After meeting with consultants, VFA-22 was the first squadron to pilot reforms aimed at reducing the 84-day inspection time.

“They were able to do it in two-and-a-half shifts, and as we've been going through the process with other squadrons, we realize that yes, three days in itself is sufficient, once we weed out the inefficiencies,” said Lt. Hasely Clarke, assistant maintenance officer for Strike Fighter Wing Pacific.

Clarke said many of those inefficiencies arose from work centers waiting on one another to be finished with an aircraft before beginning their own tasks. “There was a lot of waiting time in between,” he said.

Time management, communication and multitasking between shops have all improved following the O-level reform, Zadra said, noting shops were encouraged to identify which of their tasks could be performed alongside another’s simultaneously. For instance, Zadra said she can check the lights in the cockpit from the side of the jet while someone from the avionics shop inspects instrumentation inside the cockpit.

“It cuts down a lot on worker hours, so we can minimize the time on the inspection,” she said.

Initial Skepticism

A former MMCO, Michaelis said he was skeptical of the O-level reforms when they were initially proposed, but has come around after seeing how VFA-22 and VFA-122 have put the reforms into practice.

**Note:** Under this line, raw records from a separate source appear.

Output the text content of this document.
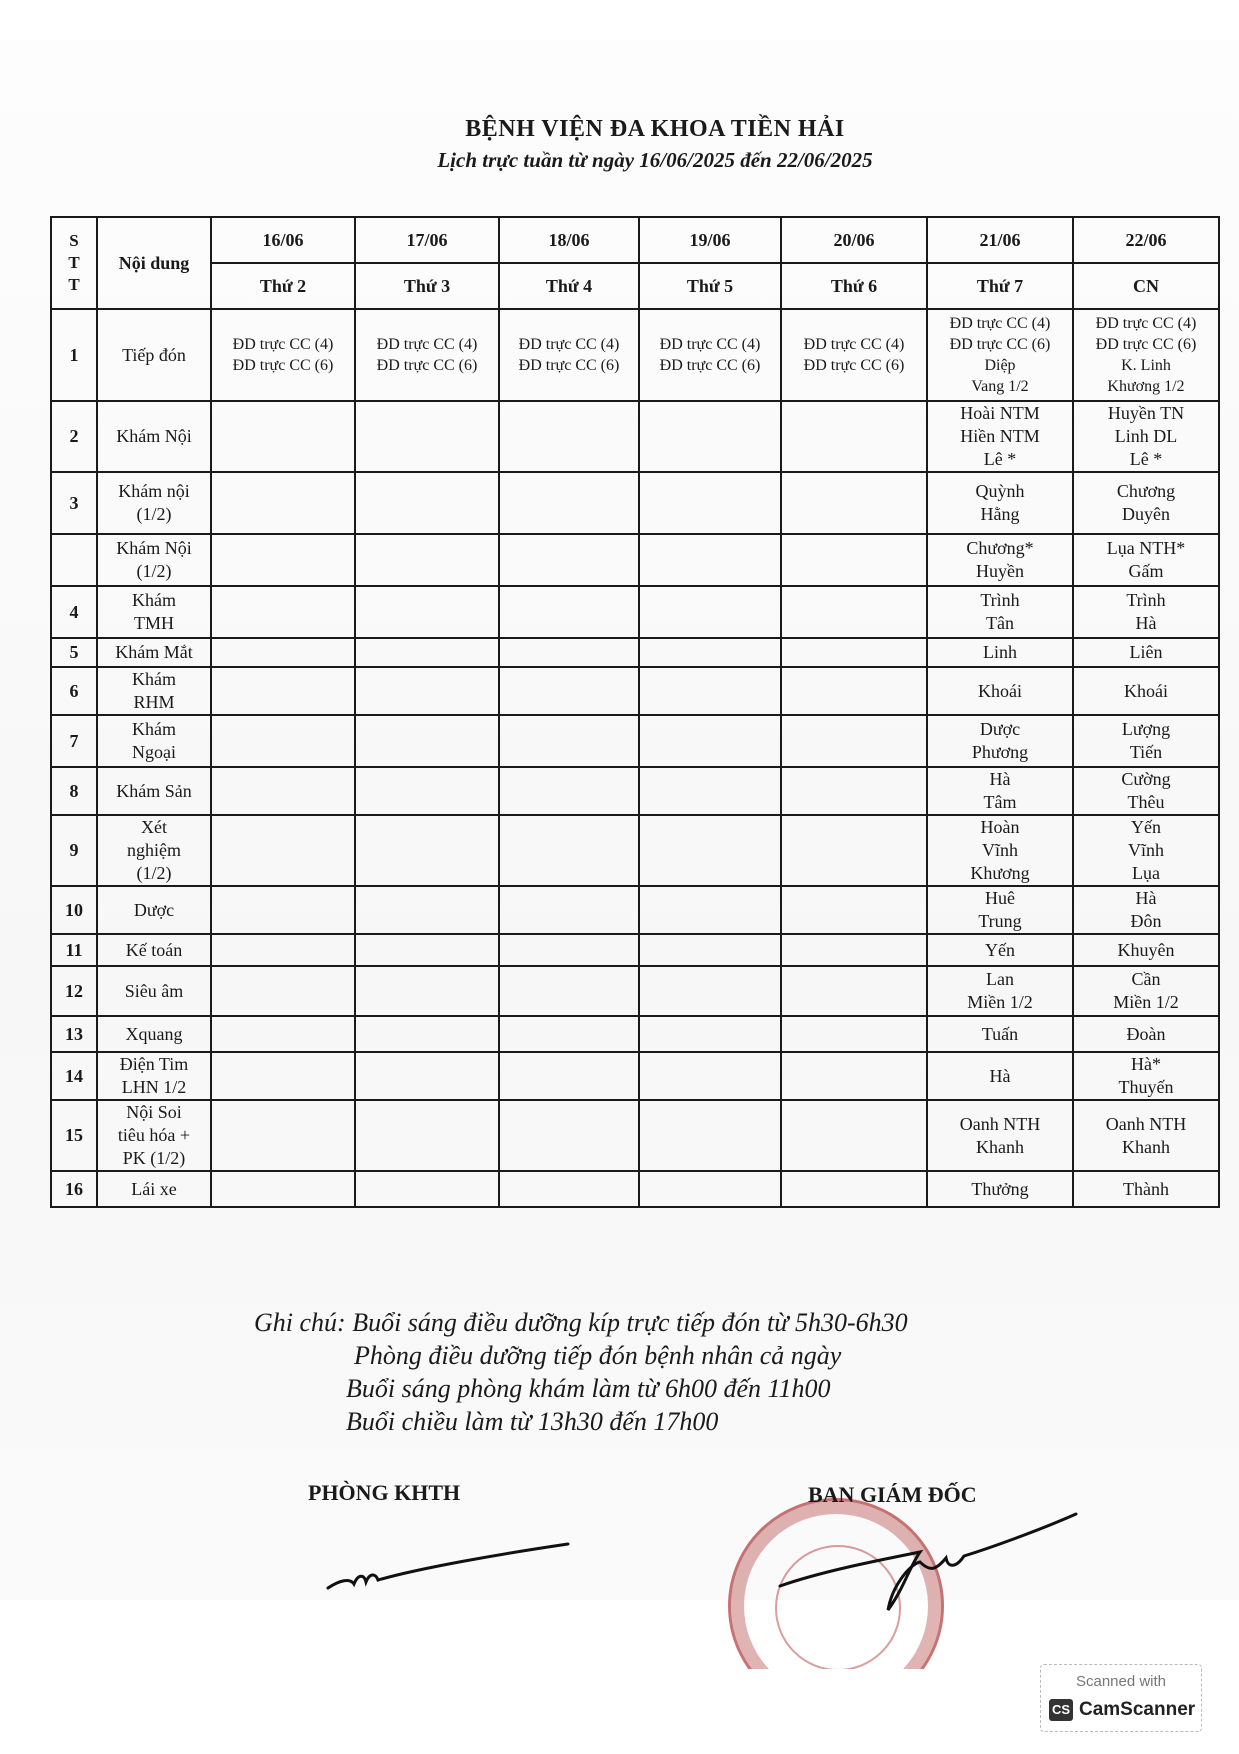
BỆNH VIỆN ĐA KHOA TIỀN HẢI
Lịch trực tuần từ ngày 16/06/2025 đến 22/06/2025
S
T
T	Nội dung	16/06	17/06	18/06	19/06	20/06	21/06	22/06
		Thứ 2	Thứ 3	Thứ 4	Thứ 5	Thứ 6	Thứ 7	CN
1	Tiếp đón	ĐD trực CC (4)
ĐD trực CC (6)	ĐD trực CC (4)
ĐD trực CC (6)	ĐD trực CC (4)
ĐD trực CC (6)	ĐD trực CC (4)
ĐD trực CC (6)	ĐD trực CC (4)
ĐD trực CC (6)	ĐD trực CC (4)
ĐD trực CC (6)
Diệp
Vang 1/2	ĐD trực CC (4)
ĐD trực CC (6)
K. Linh
Khương 1/2

2	Khám Nội						Hoài NTM
Hiền NTM
Lê *	Huyền TN
Linh DL
Lê *

3	Khám nội
(1/2)						Quỳnh
Hằng	Chương
Duyên

	Khám Nội
(1/2)						Chương*
Huyền	Lụa NTH*
Gấm

4	Khám
TMH						Trình
Tân	Trình
Hà

5	Khám Mắt						Linh	Liên

6	Khám
RHM						Khoái	Khoái

7	Khám
Ngoại						Dược
Phương	Lượng
Tiến

8	Khám Sản						Hà
Tâm	Cường
Thêu

9	Xét
nghiệm
(1/2)						Hoàn
Vĩnh
Khương	Yến
Vĩnh
Lụa

10	Dược						Huê
Trung	Hà
Đôn

11	Kế toán						Yến	Khuyên

12	Siêu âm						Lan
Miền 1/2	Cần
Miền 1/2

13	Xquang						Tuấn	Đoàn

14	Điện Tim
LHN 1/2						Hà	Hà*
Thuyến

15	Nội Soi
tiêu hóa +
PK (1/2)						Oanh NTH
Khanh	Oanh NTH
Khanh

16	Lái xe						Thưởng	Thành
Ghi chú: Buổi sáng điều dưỡng kíp trực tiếp đón từ 5h30-6h30
Phòng điều dưỡng tiếp đón bệnh nhân cả ngày
Buổi sáng phòng khám làm từ 6h00 đến 11h00
Buổi chiều làm từ 13h30 đến 17h00
PHÒNG KHTH	BAN GIÁM ĐỐC
Scanned with
CS CamScanner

“It's been a tough pill to swallow, to see how inefficient even when I was in that position, even though I thought we were on point every single time,” he said. “To now look back and go, ‘Wow, there were a lot of places where I could have improved.’ So, that's what's made me a believer, is being able to look in hindsight and realize there's tons of this stuff that I wish I had when I was an MMCO.”

Michaelis said the plan is to take the reforms to VFA squadrons at NAS Oceana, Virginia, before rolling them out across the Super Hornet community and, ultimately, to other platforms.

“As we migrate this and expand it across all type-model-series, I'm excited about what this is going to do for our future,” Miller said.

Further evidence of the reform’s efficacy will come when squadrons can keep their Sailors on normal work schedules while preparing for deployments, Michaelis said.

“Before we go on detachments or on deployment, we often work Sailors 12 [hours] on, 12 [hours] off, sometimes seven days a week,” he said. “The proof is when, on a Thursday, we can let our people out for a three-day weekend because our jets are up and ready to go, and we saw that recently in one of our transformed squadrons.”